Sophie Calle

(Paris, France, 1953 - )

Europe, French

Interested in themes of vulnerability, identity and intimacy, Sophie Calle uses a combination of images and text to convey narratives that encourage her viewers to question conventional thought on topics such as private and public personae and truth and fiction. Known for its potent combinations of image and text, Calle’s work draws inspiration from both photography and literature. She has been active as a photographer since the late 1970s, when she began following strangers in the Paris streets, photographing them and taking notes on their movements. Her father’s close friendships with artists, including Arman, Martial Raysse and Christian Boltanski, influenced her decision to pursue a fine arts career. Calle often sets up situations, such as asking strangers to sleep in her bed (“The Sleeper,” 1979) or requesting that her mother hire a private detective to follow her (“Detective,” 1980), to produce subject matter. Other times she uses experiences from her own life, such as the 2007 project “Take Care of Yourself,” where she asked 107 women to interpret a break up email she received from a lover.
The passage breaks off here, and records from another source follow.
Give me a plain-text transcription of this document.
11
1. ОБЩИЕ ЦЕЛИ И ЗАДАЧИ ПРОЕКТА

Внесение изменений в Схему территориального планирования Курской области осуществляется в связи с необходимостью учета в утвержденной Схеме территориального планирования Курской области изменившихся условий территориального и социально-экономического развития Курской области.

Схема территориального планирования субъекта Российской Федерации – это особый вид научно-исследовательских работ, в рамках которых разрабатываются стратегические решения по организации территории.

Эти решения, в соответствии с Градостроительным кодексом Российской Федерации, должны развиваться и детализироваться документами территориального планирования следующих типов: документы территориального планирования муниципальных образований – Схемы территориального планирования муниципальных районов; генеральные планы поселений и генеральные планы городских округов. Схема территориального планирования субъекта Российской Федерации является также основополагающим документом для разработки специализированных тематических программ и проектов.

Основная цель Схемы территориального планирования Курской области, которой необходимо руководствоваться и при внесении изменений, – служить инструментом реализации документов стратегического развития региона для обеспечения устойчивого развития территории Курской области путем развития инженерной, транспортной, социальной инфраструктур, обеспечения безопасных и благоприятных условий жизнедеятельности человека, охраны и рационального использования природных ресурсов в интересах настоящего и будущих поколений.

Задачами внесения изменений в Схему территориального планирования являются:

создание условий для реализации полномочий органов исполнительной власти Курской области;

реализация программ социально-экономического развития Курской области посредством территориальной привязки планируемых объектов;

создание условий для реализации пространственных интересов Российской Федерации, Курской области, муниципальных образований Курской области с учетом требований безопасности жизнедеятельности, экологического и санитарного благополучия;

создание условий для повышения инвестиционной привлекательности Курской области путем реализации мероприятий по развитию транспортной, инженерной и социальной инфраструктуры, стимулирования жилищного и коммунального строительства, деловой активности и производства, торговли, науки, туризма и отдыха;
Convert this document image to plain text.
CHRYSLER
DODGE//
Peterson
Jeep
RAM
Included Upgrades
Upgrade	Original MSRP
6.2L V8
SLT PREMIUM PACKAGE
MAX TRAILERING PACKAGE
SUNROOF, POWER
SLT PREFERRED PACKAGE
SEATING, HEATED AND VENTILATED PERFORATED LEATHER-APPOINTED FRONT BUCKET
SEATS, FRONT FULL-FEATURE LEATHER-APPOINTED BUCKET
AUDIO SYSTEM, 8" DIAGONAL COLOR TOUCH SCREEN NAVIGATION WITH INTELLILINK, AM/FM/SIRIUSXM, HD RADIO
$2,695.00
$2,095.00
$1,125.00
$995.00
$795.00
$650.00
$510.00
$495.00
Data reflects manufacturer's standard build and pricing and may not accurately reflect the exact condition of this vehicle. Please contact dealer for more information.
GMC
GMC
In 1992, she collaborated on the video “Double-Blind” with filmmaker Gregory Shephard, which documented the pair’s road trip across the United States. Calle has served as professor of film and photography at the European Graduate School in Saas-Fee, Switzerland, since 2005. She represented France in the 2007 Venice Biennial and received the Hasselblad Award in 2010. Her work is in the collection of many institutions, including the Centre Pompidou in Paris, the Metropolitan Museum of Art in New York, the Tate Gallery in London, and the Los Angeles County Museum of Art.